The politics of The Truth About Cats & Dogs is likely to be the last place with which people will find fault with the film; the idea of two women, one of whom is identified within as more photogenic than the other, switching identities for sake of observing which it is an ignorant to the situation young man will go for, is importantly played out honestly and correctly. It is the getting there within which the problems lie, those to whom the film is pitched will have to suffer the sitting through of misplaced phone sex sequences and some needlessly colourful language, while the rest of us, for whom the adult content will just sail past, will have to sit through a message-movie that'll already have been mapped out in most of the audience's minds if the natural conclusion point to which the film arrives hasn't already been prefigured before in their lives. Ultimately, The Truth About Cats & Dogs happens for absolutely no reason at all; other than to perhaps shuffle onto screens a meek message-movie about looks, rational thinking, male presumption and so-forth which are all items that happen to have been dealt with before and in more engaging fashions. The truth about The Truth About Cats & Dogs is that it's just not up to an awful lot.

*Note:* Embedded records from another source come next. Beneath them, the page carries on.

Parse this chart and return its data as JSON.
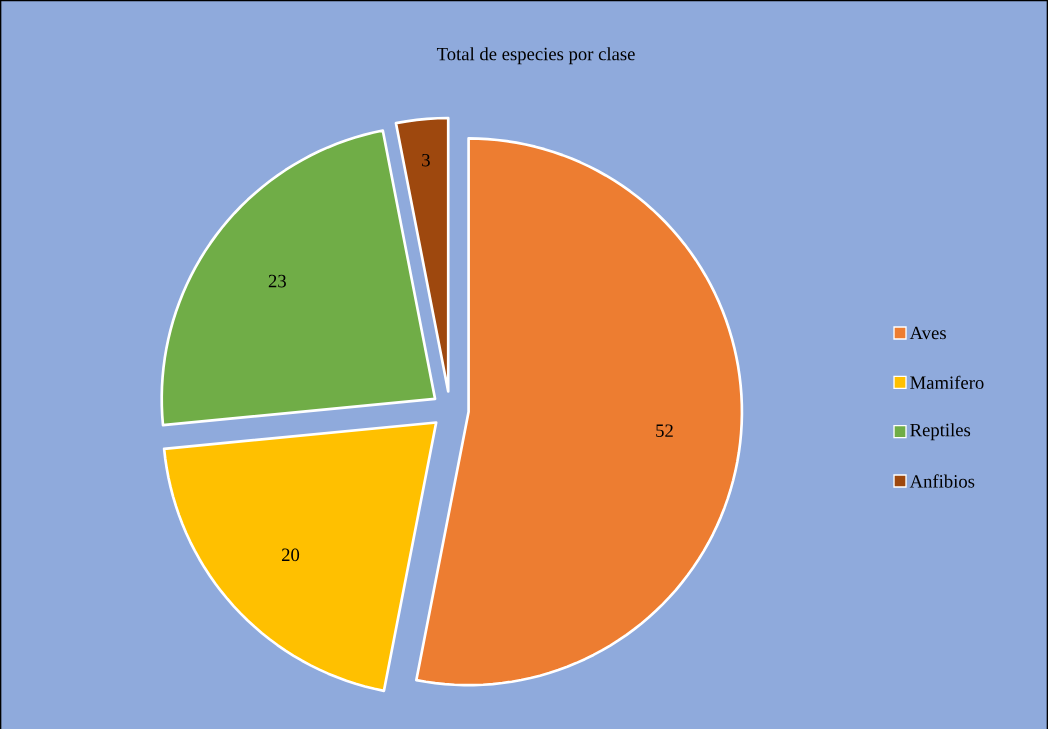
{
  "chart_data": {
    "type": "pie",
    "title": "Total de especies por clase",
    "categories": [
      "Aves",
      "Mamifero",
      "Reptiles",
      "Anfibios"
    ],
    "values": [
      52,
      20,
      23,
      3
    ],
    "colors": [
      "#ed7d31",
      "#ffc000",
      "#70ad47",
      "#9e480e"
    ],
    "legend": "right",
    "data_labels": true
  }
}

The film eventually comes to cover three predominant characters, the one with whom we start being a local disc-jockey in a warm; welcoming movie version of Los Angeles named Abby Barnes (Garofalo), a disc-jockey whose show specialises in veterinarian problems and animal issues. Seemingly lonely, living by herself in an apartment with her pet cat, and sexless for three years, she excels at her job more often than not made easier by the subdued level of callers whom ring in with the slightest of problems that she's usually capable of fixing without breaking a sweat. Abby's neighbour at her apartment complex is the ditzy, flimsy Noelle (Thurman); essentially a bit of a write-off of a human being, a model with some serious marital issues of her own in that she appears able to have most men without possessing the ability to maintain any kind of lasting bond with them. A woman, who upon hearing Abby has abstained from sexual encounters for all of three years, appears somewhat disturbed at such a happening.
Enter Brian (Chaplin), a young English photographer working in L.A. whose call to Abby's show spawns all manner of events; a man in love with Abby's demeanour and intelligence but with Noelle's looks when he comes on down to the studio; the lab rat around which the study of male perception of the opposite gender, or how a woman's looks can blind a man to some seemingly obvious truths, plays out. For the most part, Chaplin essentially does the Hugh Grant act: the dozy but charming British male, who's a bit bleary eyed, but we don't mind 'cause that's all part of his charm, as he fumbles through these exchanges with women, usually foreign, in a happy and jolly manner in a desirable enough locale. Curiously, with Brian arrives an air of misogyny; distorting sequences with an African American supporting character who's a work colleague of his carrying with them notions of ill-thinking and nastiness, so much so that we question as to whether Brian would even work with a man of an African American ilk given his rather raging narrow mindedness. The item of persona swapping which later plays out between the women appears in contrast to that of Brian's own in-presence/not-in-presence attitudes in regards to the female characters when he certainly acts in a less appealing way.
Young Brian is put through the proverbial wringer when Noelle and Abby decide to enforce that switch: idiotic and po-faced, but strikingly beautiful, Noelle now the expert veterinarian with Abby relegated to that of, well, a nobody living next door with her cat. The concept of this comedy outlined, that Chaplin loves Noelle's exterior but Abby's interior, and that everybody's pretending Noelle has both, kicks off all manner of both 'hilarious' hijinks and shenanigans, such is how the pitch would have gone in the producer's office. The film has fun with Abby's own liberation from her supposedly repressed confines linked to that of both exposure to the male gender and (lack of) sexual episodes, when she is granted access to Brian – access, of which, is only ever over the phone, in a manner often nothing more than moderately smirk-inducing but is rarely anything worse than slightly uninteresting. The lead is granted an escape from the celebrificated voice-over role as the radio vet, but is only allowed to do so under the guise of being a stunningly attractive blonde model whose face is fit for billboards; a notion supposedly highlighting that of the shallow nature of both contemporary men and, for the most, part contemporary culture.
Where, you might say, screwball comedies of old centred around degrees of gender swap or gender transfusion, The Truth About Cats & Dogs, like a young moggy with its ball of string, loosely toys with this idea via the guise of a personality switch; the piece ultimately a middling effort which falls short of the line but isn't without premeditated charm which comes about purely because it throws its politics up into the air and all of it neatly falls back down again. If we're all brutally honest, the premise begins as a joke but comes to near enough render the film itself a joke; a film which spends its time toying with its gimmick via an array of goofy scenes before seeing things out into its final third with melancholic character content and an obligatory reveal. It isn't without that indifferent charm, but it certainly isn't with an awful lot more.